Dunia game mempresentasikan kehidupan atau fantasi, dengan kuasa dan kontrol berada di tangan gamer.
SIAPA yang tidak kenal game? Di masa ini, lebih-lebih masuk ke era digital, hampir semua anak – bahkan orang dewasa sekali pun – menyukai game, apa pun bentuknya, mulai dari yang sederhana sampai yang sophisticated.
Game merupakan hiburan berbentuk multimedia yang dibuat semenarik mungkin agar pemain bisa mendapatkan sesuatu sehingga mendapatkan kepuasaan batin. Pong boleh dikatakan pelopor video game, berbentuk sederhana dua dimensi menjadi alternatif hiburan yang menarik bagi generasi muda sejak kehadirannya pada 1972.
Kesederhanaan gameplay dan grafis pun mengalami transisi pesat hingga hadirlah sensasi gaming yang lebih luas serta genre yang kian beragam. Teknologi yang semakin baik membuat para developer game menghasilkan game yang lebih berkualitas dan menarik. Bahkan, berkat tampilan yang lebih baik, tidak sedikit yang kemudian berhasil menjadikan tokoh game sebagai ikon (MALE Zone, MALE edisi 86).

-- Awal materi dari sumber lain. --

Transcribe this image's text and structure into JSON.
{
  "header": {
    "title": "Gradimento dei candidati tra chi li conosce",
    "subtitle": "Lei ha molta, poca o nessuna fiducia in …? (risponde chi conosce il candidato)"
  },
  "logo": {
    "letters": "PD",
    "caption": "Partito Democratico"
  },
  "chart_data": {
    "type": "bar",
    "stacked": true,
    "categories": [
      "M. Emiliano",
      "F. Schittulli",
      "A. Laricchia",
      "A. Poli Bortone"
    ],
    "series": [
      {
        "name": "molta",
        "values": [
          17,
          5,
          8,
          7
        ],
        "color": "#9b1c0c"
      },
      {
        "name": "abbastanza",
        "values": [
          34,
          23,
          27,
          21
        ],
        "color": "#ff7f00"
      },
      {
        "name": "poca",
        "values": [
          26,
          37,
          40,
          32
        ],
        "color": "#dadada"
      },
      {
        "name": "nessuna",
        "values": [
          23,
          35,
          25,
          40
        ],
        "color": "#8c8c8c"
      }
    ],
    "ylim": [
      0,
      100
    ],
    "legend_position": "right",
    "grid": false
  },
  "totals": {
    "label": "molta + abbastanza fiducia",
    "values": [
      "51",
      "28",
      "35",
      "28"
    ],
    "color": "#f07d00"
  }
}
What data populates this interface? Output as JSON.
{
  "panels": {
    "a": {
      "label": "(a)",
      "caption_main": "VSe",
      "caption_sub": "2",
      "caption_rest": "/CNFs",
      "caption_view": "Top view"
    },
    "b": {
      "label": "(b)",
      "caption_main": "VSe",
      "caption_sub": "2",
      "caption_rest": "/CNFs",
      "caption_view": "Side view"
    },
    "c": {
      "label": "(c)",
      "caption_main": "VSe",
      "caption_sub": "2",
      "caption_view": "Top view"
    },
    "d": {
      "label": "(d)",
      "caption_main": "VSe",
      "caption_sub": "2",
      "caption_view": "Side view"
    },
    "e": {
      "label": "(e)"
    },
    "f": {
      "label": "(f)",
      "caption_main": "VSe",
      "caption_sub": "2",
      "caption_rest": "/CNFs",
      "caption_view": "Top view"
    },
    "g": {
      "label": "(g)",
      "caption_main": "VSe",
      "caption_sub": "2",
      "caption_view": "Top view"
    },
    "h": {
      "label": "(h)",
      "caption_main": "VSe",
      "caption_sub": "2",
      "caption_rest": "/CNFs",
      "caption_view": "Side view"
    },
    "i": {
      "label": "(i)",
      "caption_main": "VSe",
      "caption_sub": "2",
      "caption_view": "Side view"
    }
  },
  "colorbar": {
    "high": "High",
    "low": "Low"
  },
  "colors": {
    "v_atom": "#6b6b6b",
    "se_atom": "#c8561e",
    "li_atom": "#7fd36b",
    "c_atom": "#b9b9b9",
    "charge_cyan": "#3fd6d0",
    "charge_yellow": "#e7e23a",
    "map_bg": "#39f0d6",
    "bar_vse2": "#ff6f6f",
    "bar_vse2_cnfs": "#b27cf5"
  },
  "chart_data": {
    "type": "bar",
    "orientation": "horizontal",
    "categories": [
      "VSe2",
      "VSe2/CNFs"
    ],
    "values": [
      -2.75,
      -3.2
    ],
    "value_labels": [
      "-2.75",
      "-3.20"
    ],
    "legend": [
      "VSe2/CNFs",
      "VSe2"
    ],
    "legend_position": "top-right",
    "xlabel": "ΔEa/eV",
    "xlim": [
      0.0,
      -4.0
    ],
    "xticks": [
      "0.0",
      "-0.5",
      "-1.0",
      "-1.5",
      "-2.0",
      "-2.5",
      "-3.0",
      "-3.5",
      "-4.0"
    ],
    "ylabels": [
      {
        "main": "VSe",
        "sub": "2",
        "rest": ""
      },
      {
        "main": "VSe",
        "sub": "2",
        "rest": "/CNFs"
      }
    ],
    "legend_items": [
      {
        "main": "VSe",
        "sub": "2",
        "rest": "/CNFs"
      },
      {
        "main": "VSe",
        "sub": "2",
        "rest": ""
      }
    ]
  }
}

Sebenarnya, game bisa dimanfaatkan sebagai sarana pembelajaran. Game edukasi ini biasanya dibuat dengan tujuan spesifik sebagai alat pendidikan. Sang desainer sudah memperhitungkan berbagai hal agar game benar-benar dapat mendidik, menambah pengetahuan, dan meningkatkan keterampilan yang memainkannya. Tapi di atas itu, dunia game mempresentasikan kehidupan atau fantasi, dengan kuasa dan kontrol berada di tangan gamer.
Yang jelas, game semakin berkembang luas dengan genre tak terbatas, bahkan bisa disandingkan dengan genre yang ada dalam film. Contohnya, Mario Bros, yang merupakan karakter game perdana yang hadir dalam film. Karakter yang dibuat oleh produsen game asal Jepang, Nintendo, itu sangat mendunia.
Memang, dalam perkembangannya, kesuksesan Mario Bros dalam game tak membuat filmnya mendulang nasib yang sama. Pada 1993, film Mario Bros justru menemui kegagalan dan mendapat respons negatif. Padahal pemerannya cukup terkenal, yakni Bob Hoskins dan John Leguizamo.
Para pahlawan dunia game rupanya tidak mampu berbicara banyak di dunia perfilman. Saat Batman dan Spider-Man melangkah pasti dan sukses hadir di layar lebar, pahlawan dunia game seperti Lara Croft melalui Tomb Raider dan Agent 47 dalam game Hitman hanya terlihat sebagai hiburan segar saja, tapi belum mencapai kesuksesan yang berarti.
Mendapat keuntungan merupakan tujuan industri film. Tak mengherankan bila kemudian mengadaptasi game menjadi film termasuk cara yang menggiurkan. Menurut situs Hollywood.com, film adaptasi dapat menarik penonton yang sudah terlebih dulu mengenal karya yang diadaptasi itu. Para produser menghitung jumlah pre-installed audience—penonton yang sudah mengenal baik kisah atau karakternya dari komik, novel, atau game—sebagai keuntungan yang sudah ada di depan mata. Sayangnya, banyak film adaptasi game yang justru tampil seadanya. Street Fighter, Tekken, Dead or Alive, dan The King of Fighter adalah gambaran buruknya film adaptasi game.
Film Mario Bros menjadi contoh lain sulitnya memperoleh hasil yang baik saat kedua versi tersebut memiliki konsep berbeda. Kepopuleran game Mario Bros diraih bukan karena jalan cerita dan pendalaman karakter yang baik, tapi lantaran cara bermain serta tantangan yang disajikan untuk pemainnya. Tentu menjadi kesulitan tersendiri bagi penulis dan sutradara jika sebuah film harus menggunakan metode yang sama dengan game-nya.
Sulit tak berarti tidak mungkin, dengan mempertahankan jalan cerita, tokoh, dan gameplay yang tak sederhana seperti Mario Bros. Celakanya, industri perfilman dengan sangat leluasa mengubah secara menyeluruh, yang akhirnya menghilangkan kekuatan dan inti game itu. Maka yang terjadi malah film tersebut seperti bukan hasil adaptasi game.
Jauh berbeda dengan Resident Evil, yang menjadi contoh berubahnya game secara keseluruhan, setelah hadir di layar lebar. Film yang dibintangi oleh aktris Milla Jovovich ini memilih pendekatan yang berbeda dengan game-nya yang pertama kali dirilis pada 1996.